Decía el presidente estadounidense Bill Clinton que ya no existe una clara y nítida línea divisoria entre los intereses internos y los intereses de política exterior en Estados Unidos. Al hablar de los retos de la política exterior para la próxima legislatura (y más allá ... de la misma), esta es una sentencia para recordar. La política exterior debe volver a leerse como un pilar básico de la acción de Estado, y no sólo de gobierno.
Para ello, hay que redefinir, de nuevo y eso en sí ya es mal síntoma, los objetivos de la política exterior y de cooperación española. No tiene sentido seguir la dinámica del cascarón vacío, en el que se repiten grandes ideas sin contenido alguno. La tan trillada amistad con los países de América Latina, por ejemplo, se ha quedado solo en una voluntad reiterada: la mayoría de países no tienen en cuenta la voz española, ni parece que vean en España una vía de interlocución privilegiada con la Unión Europea. El papel de España en su escenario natural, el Mediterráneo, se ha quedado sin voz propia, seguramente en el momento en que los retos son más acuciantes y fortalecer espacios de diálogo y cooperación es más necesario.

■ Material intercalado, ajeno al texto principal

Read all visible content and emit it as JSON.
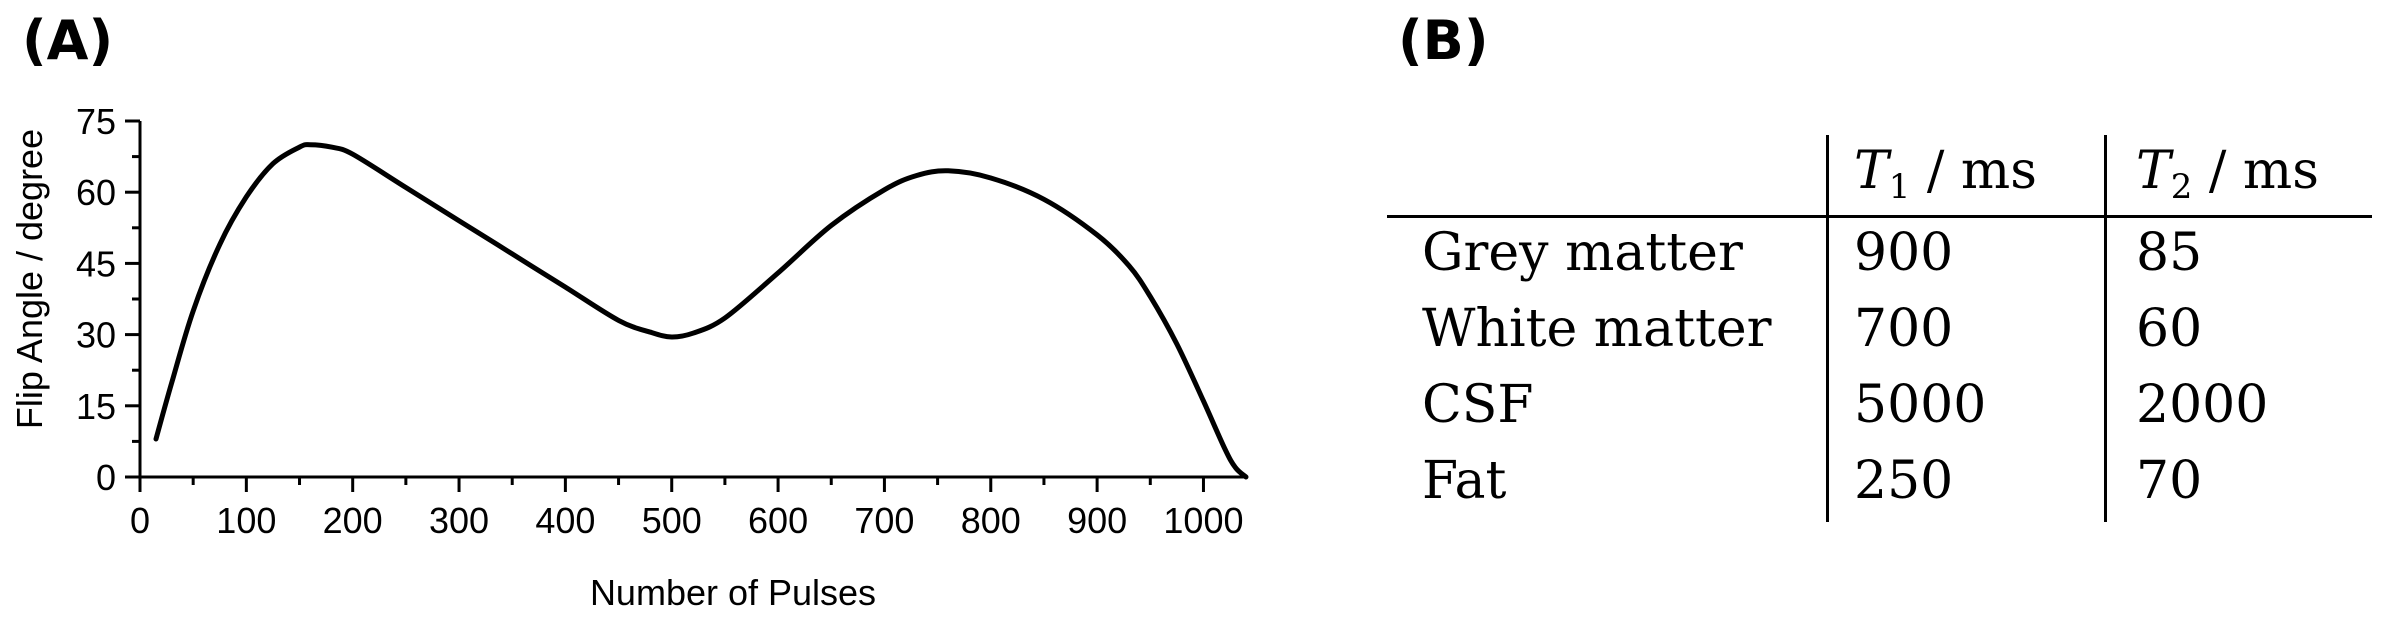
{
  "panels": {
    "a_label": "(A)",
    "b_label": "(B)"
  },
  "chart_data": {
    "type": "line",
    "title": "",
    "xlabel": "Number of Pulses",
    "ylabel": "Flip Angle / degree",
    "xlim": [
      0,
      1040
    ],
    "ylim": [
      0,
      75
    ],
    "xticks": [
      0,
      100,
      200,
      300,
      400,
      500,
      600,
      700,
      800,
      900,
      1000
    ],
    "yticks": [
      0,
      15,
      30,
      45,
      60,
      75
    ],
    "grid": false,
    "series": [
      {
        "name": "Flip Angle",
        "x": [
          15,
          30,
          50,
          75,
          100,
          125,
          150,
          160,
          180,
          200,
          250,
          300,
          350,
          400,
          450,
          480,
          500,
          520,
          550,
          600,
          650,
          700,
          730,
          760,
          800,
          850,
          900,
          930,
          950,
          975,
          1000,
          1020,
          1030,
          1040
        ],
        "y": [
          8,
          20,
          35,
          49,
          59,
          66,
          69.5,
          70,
          69.5,
          68,
          61,
          54,
          47,
          40,
          33,
          30.5,
          29.5,
          30.3,
          33.5,
          43,
          53,
          60.5,
          63.5,
          64.5,
          63,
          58.5,
          51,
          44.5,
          38,
          28,
          16,
          6,
          2,
          0
        ]
      }
    ]
  },
  "table": {
    "headers": [
      "",
      "T1 / ms",
      "T2 / ms"
    ],
    "header_vars": [
      {
        "var": "T",
        "sub": "1",
        "unit": "/ ms"
      },
      {
        "var": "T",
        "sub": "2",
        "unit": "/ ms"
      }
    ],
    "rows": [
      [
        "Grey matter",
        "900",
        "85"
      ],
      [
        "White matter",
        "700",
        "60"
      ],
      [
        "CSF",
        "5000",
        "2000"
      ],
      [
        "Fat",
        "250",
        "70"
      ]
    ]
  }
}
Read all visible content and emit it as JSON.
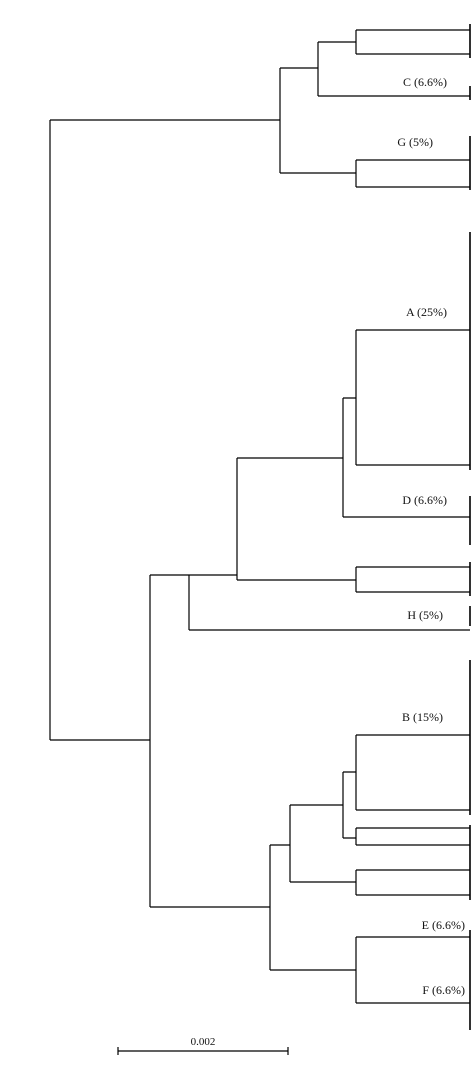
{
  "clusters": [
    {
      "label": "C (6.6%)"
    },
    {
      "label": "G (5%)"
    },
    {
      "label": "A (25%)"
    },
    {
      "label": "D (6.6%)"
    },
    {
      "label": "H (5%)"
    },
    {
      "label": "B (15%)"
    },
    {
      "label": "E (6.6%)"
    },
    {
      "label": "F (6.6%)"
    }
  ],
  "scale_bar": {
    "label": "0.002"
  }
}
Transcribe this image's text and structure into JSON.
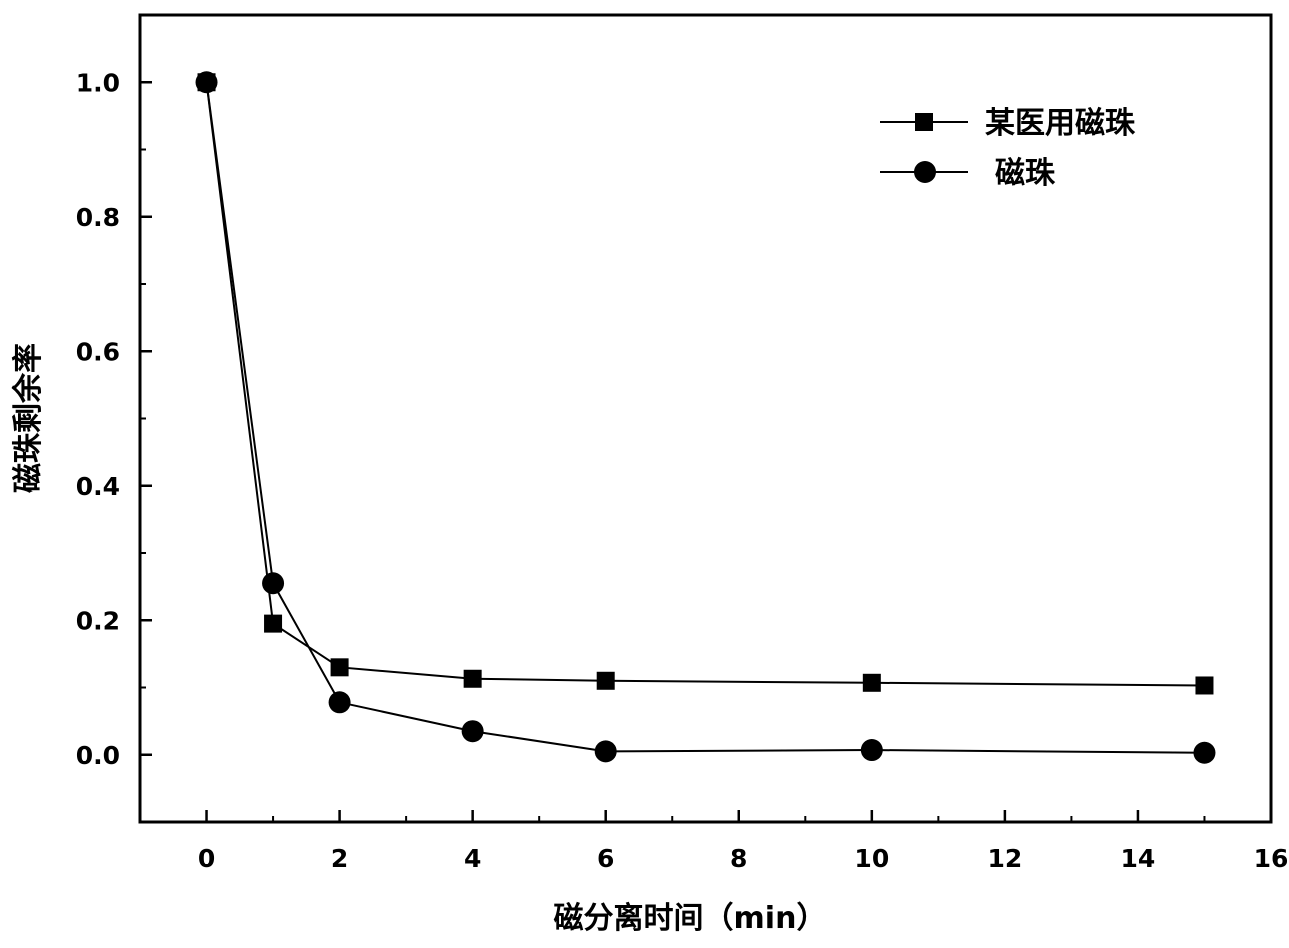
{
  "chart_data": {
    "type": "line",
    "xlabel": "磁分离时间（min）",
    "ylabel": "磁珠剩余率",
    "xlim": [
      -1,
      16
    ],
    "ylim": [
      -0.1,
      1.1
    ],
    "xticks": [
      0,
      2,
      4,
      6,
      8,
      10,
      12,
      14,
      16
    ],
    "yticks": [
      0.0,
      0.2,
      0.4,
      0.6,
      0.8,
      1.0
    ],
    "xtick_labels": [
      "0",
      "2",
      "4",
      "6",
      "8",
      "10",
      "12",
      "14",
      "16"
    ],
    "ytick_labels": [
      "0.0",
      "0.2",
      "0.4",
      "0.6",
      "0.8",
      "1.0"
    ],
    "grid": false,
    "legend_position": "top-right",
    "series": [
      {
        "name": "某医用磁珠",
        "marker": "square",
        "color": "#000000",
        "x": [
          0,
          1,
          2,
          4,
          6,
          10,
          15
        ],
        "y": [
          1.0,
          0.195,
          0.13,
          0.113,
          0.11,
          0.107,
          0.103
        ]
      },
      {
        "name": "磁珠",
        "marker": "circle",
        "color": "#000000",
        "x": [
          0,
          1,
          2,
          4,
          6,
          10,
          15
        ],
        "y": [
          1.0,
          0.255,
          0.078,
          0.035,
          0.005,
          0.007,
          0.003
        ]
      }
    ]
  }
}
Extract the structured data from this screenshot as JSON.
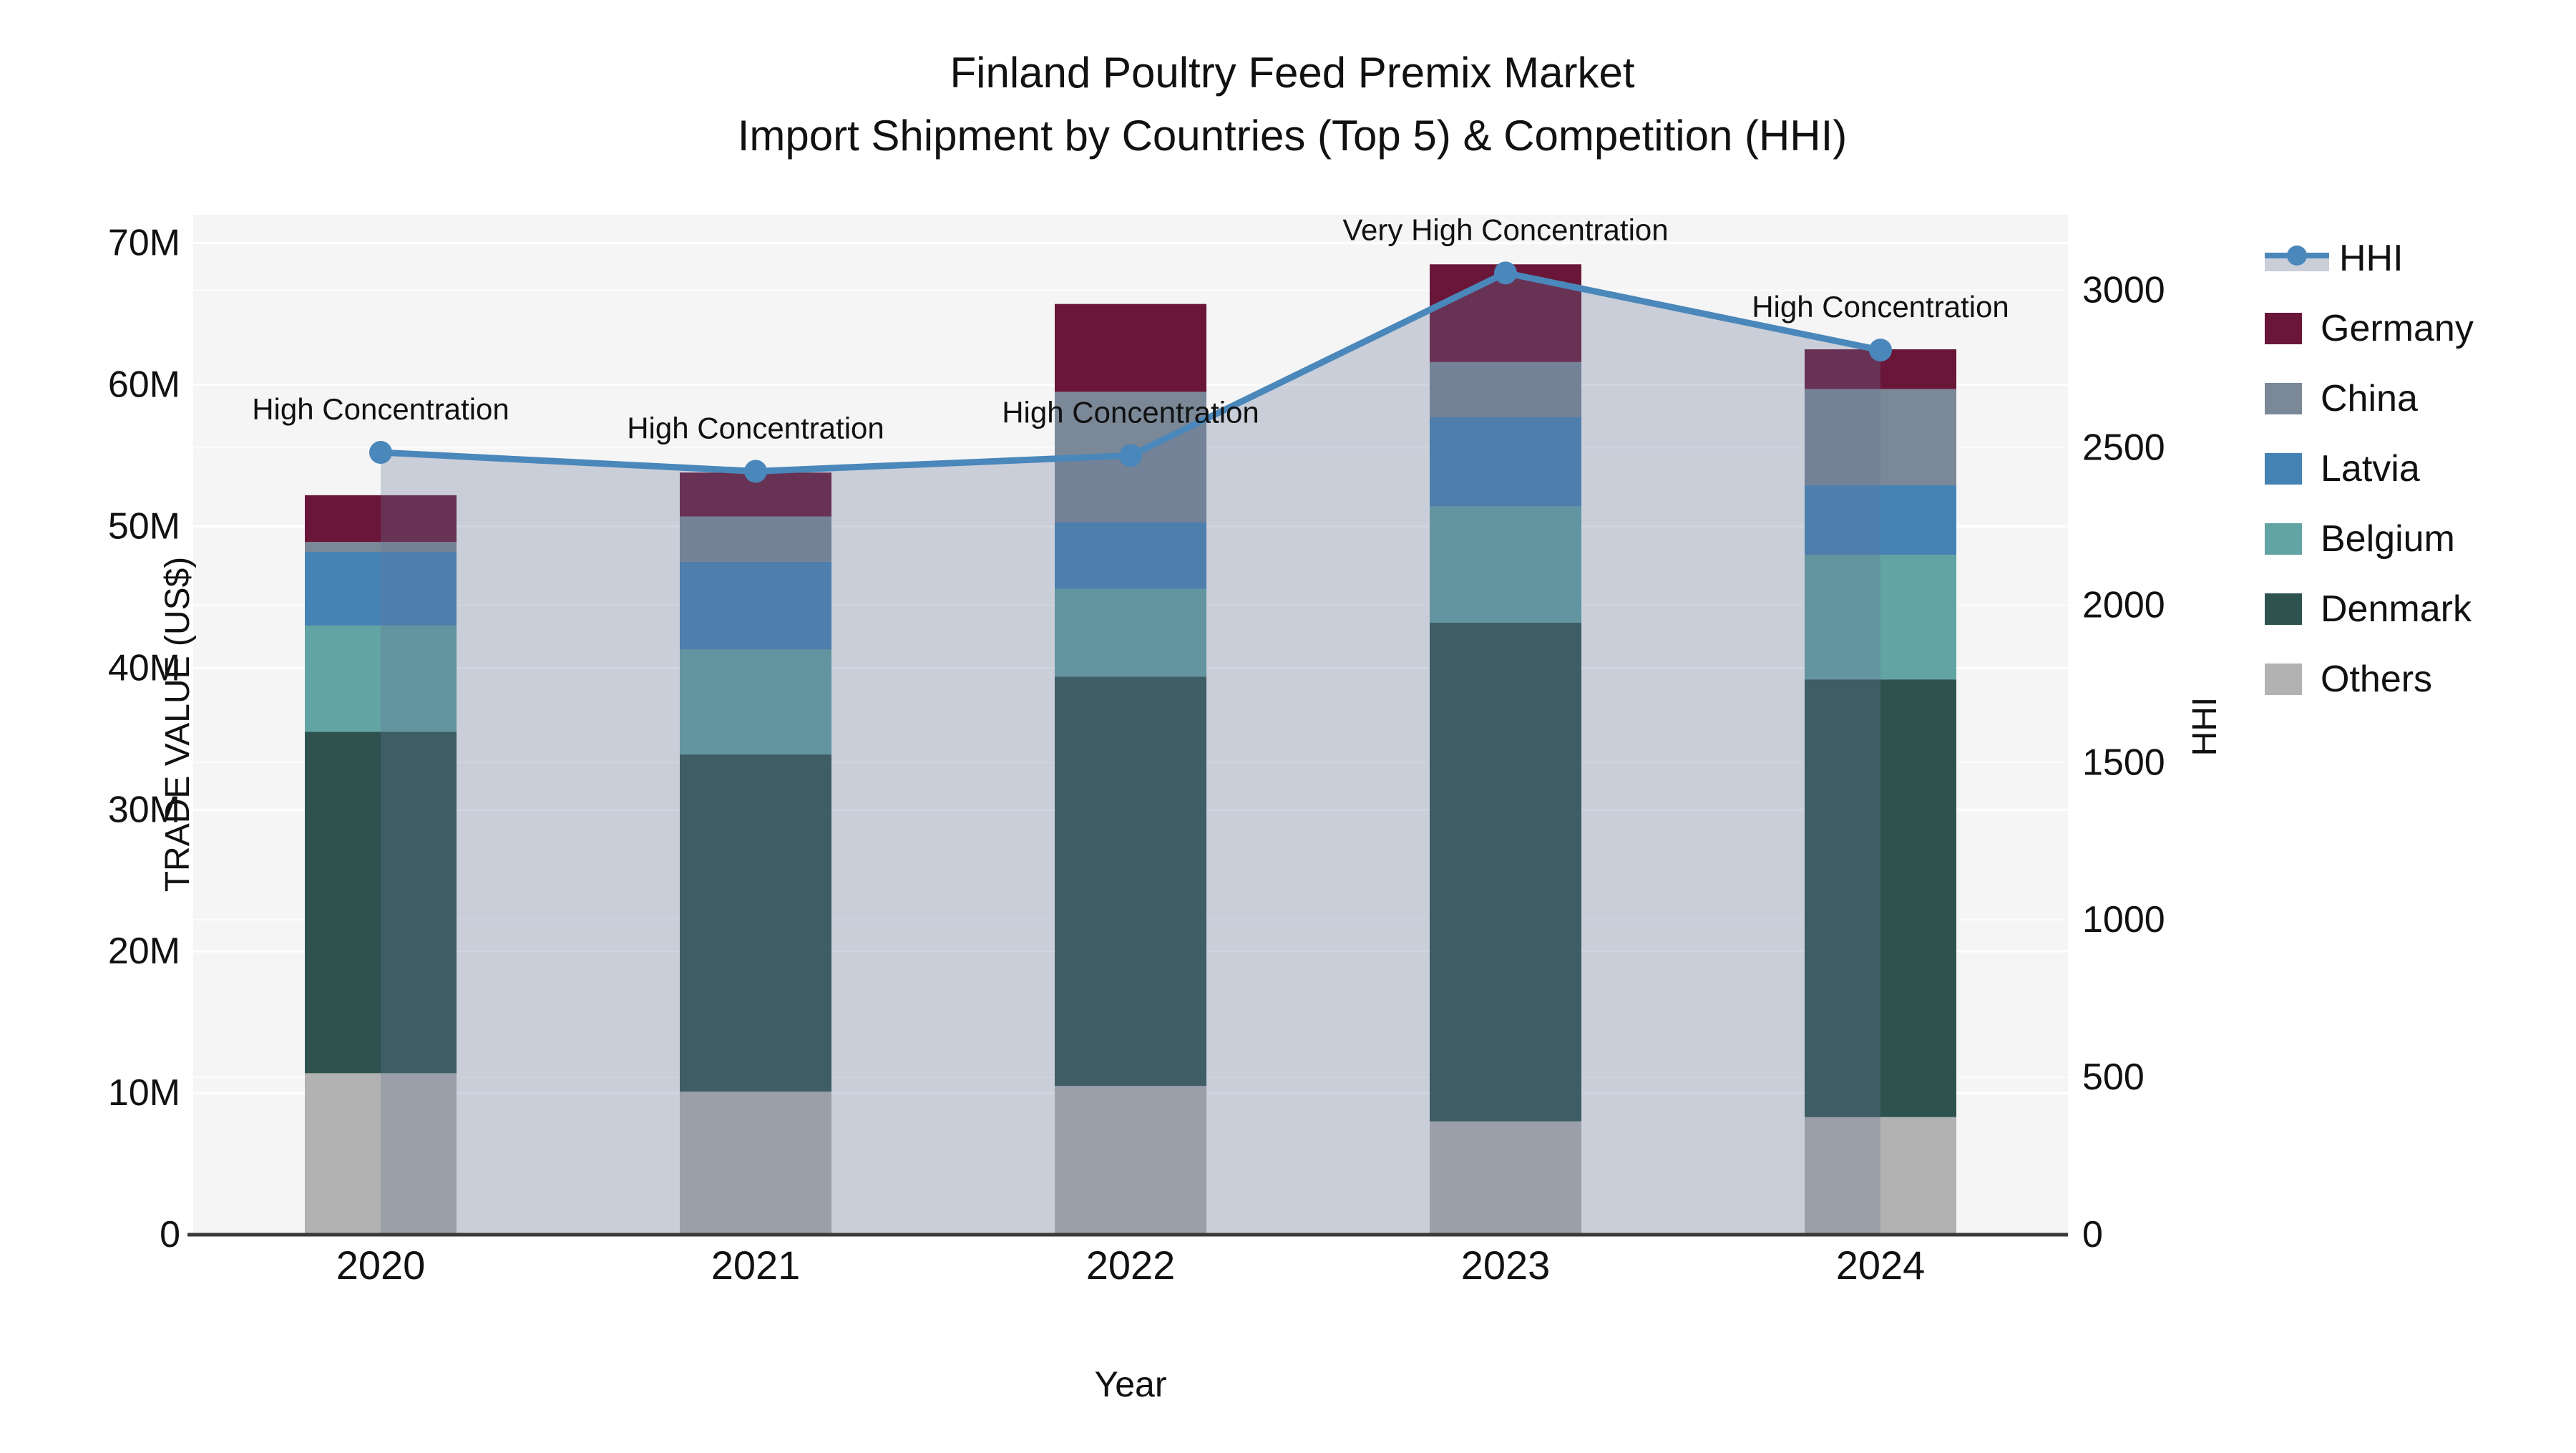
{
  "title": {
    "line1": "Finland Poultry Feed Premix Market",
    "line2": "Import Shipment by Countries (Top 5) & Competition (HHI)"
  },
  "axes": {
    "left_title": "TRADE VALUE (US$)",
    "right_title": "HHI",
    "x_title": "Year",
    "left_ticks": [
      "0",
      "10M",
      "20M",
      "30M",
      "40M",
      "50M",
      "60M",
      "70M"
    ],
    "right_ticks": [
      "0",
      "500",
      "1000",
      "1500",
      "2000",
      "2500",
      "3000"
    ]
  },
  "legend": [
    {
      "label": "HHI",
      "type": "line",
      "color": "#4a87ba"
    },
    {
      "label": "Germany",
      "type": "box",
      "color": "#6a1638"
    },
    {
      "label": "China",
      "type": "box",
      "color": "#7b8897"
    },
    {
      "label": "Latvia",
      "type": "box",
      "color": "#4583b5"
    },
    {
      "label": "Belgium",
      "type": "box",
      "color": "#62a4a3"
    },
    {
      "label": "Denmark",
      "type": "box",
      "color": "#2e534f"
    },
    {
      "label": "Others",
      "type": "box",
      "color": "#b2b2b2"
    }
  ],
  "colors": {
    "plot_bg": "#f5f5f5",
    "gridline": "#ffffff",
    "axis_line": "#3a3a3a",
    "hhi_line": "#4a87ba",
    "hhi_area": "rgba(100,116,153,0.30)",
    "text": "#111111"
  },
  "chart_data": {
    "type": "combo-stacked-bar-line",
    "title": "Finland Poultry Feed Premix Market — Import Shipment by Countries (Top 5) & Competition (HHI)",
    "categories": [
      "2020",
      "2021",
      "2022",
      "2023",
      "2024"
    ],
    "xlabel": "Year",
    "ylabel": "TRADE VALUE (US$)",
    "y2label": "HHI",
    "ylim_millions": [
      0,
      72
    ],
    "y2lim": [
      0,
      3240
    ],
    "grid": true,
    "legend_position": "right",
    "bar_unit": "million US$",
    "series": [
      {
        "name": "Germany",
        "color": "#6a1638",
        "values": [
          3.3,
          3.1,
          6.2,
          6.9,
          2.8
        ]
      },
      {
        "name": "China",
        "color": "#7b8897",
        "values": [
          0.7,
          3.2,
          9.2,
          3.9,
          6.8
        ]
      },
      {
        "name": "Latvia",
        "color": "#4583b5",
        "values": [
          5.2,
          6.2,
          4.7,
          6.3,
          4.9
        ]
      },
      {
        "name": "Belgium",
        "color": "#62a4a3",
        "values": [
          7.5,
          7.4,
          6.2,
          8.2,
          8.8
        ]
      },
      {
        "name": "Denmark",
        "color": "#2e534f",
        "values": [
          24.1,
          23.8,
          28.9,
          35.2,
          30.9
        ]
      },
      {
        "name": "Others",
        "color": "#b2b2b2",
        "values": [
          11.4,
          10.1,
          10.5,
          8.0,
          8.3
        ]
      }
    ],
    "bar_totals_millions": [
      52.2,
      53.8,
      65.7,
      68.5,
      62.5
    ],
    "line_series": {
      "name": "HHI",
      "color": "#4a87ba",
      "values": [
        2485,
        2425,
        2475,
        3055,
        2810
      ],
      "area_fill": true
    },
    "annotations": [
      "High Concentration",
      "High Concentration",
      "High Concentration",
      "Very High Concentration",
      "High Concentration"
    ]
  }
}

Todo ello sin olvidar que la política exterior de cualquier Estado miembro de la UE debe vincularse a la acción exterior de la misma. La falta de posicionamiento en muchos ámbitos, a la espera cuasi-permanente de lo que dirán otros, no deja de ser una actitud cómoda que esconde una incapacidad.
Así, estar en el Consejo de Seguridad de Naciones Unidas es importante; aprovecharlo para marcar un mensaje que contenga la narrativa de la política exterior española, imprescindible. Pero mientras a lo primero se le dedican esfuerzos y recursos, lo segundo parece haber quedado en un incomprensible segundo plano.
En relación con los instrumentos, parece ineludible llevar a cabo la (casi) letanía de la «reforma del servicio exterior». No solo se trata de dotarse de una diplomacia mucho más ágil que la actual, sino de politizar, en el sentido no partidista de la palabra, la acción de quienes trabajan en el escenario internacional. Salir de los espacios de confort siempre es arduo, pero desaprovechar el capital humano y los recursos del servicio exterior es simplemente mala gestión pública. La transparencia y la rendición de cuentas deben incorporarse como requisitos en una política que acostumbra a desarrollarse muy lejos de la ciudadanía (por cierto, que esto también sucede cuando debe servir a la misma, como sería el caso de los servicios consulares).
Repensar la política exterior, o lo que es lo mismo, redefinir el papel que uno quiere jugar en un escenario internacional cada vez más complejo e interrelacionado es una necesidad urgente. Hacerlo en relación con las políticas domésticas, una responsabilidad exigible a los representantes políticos.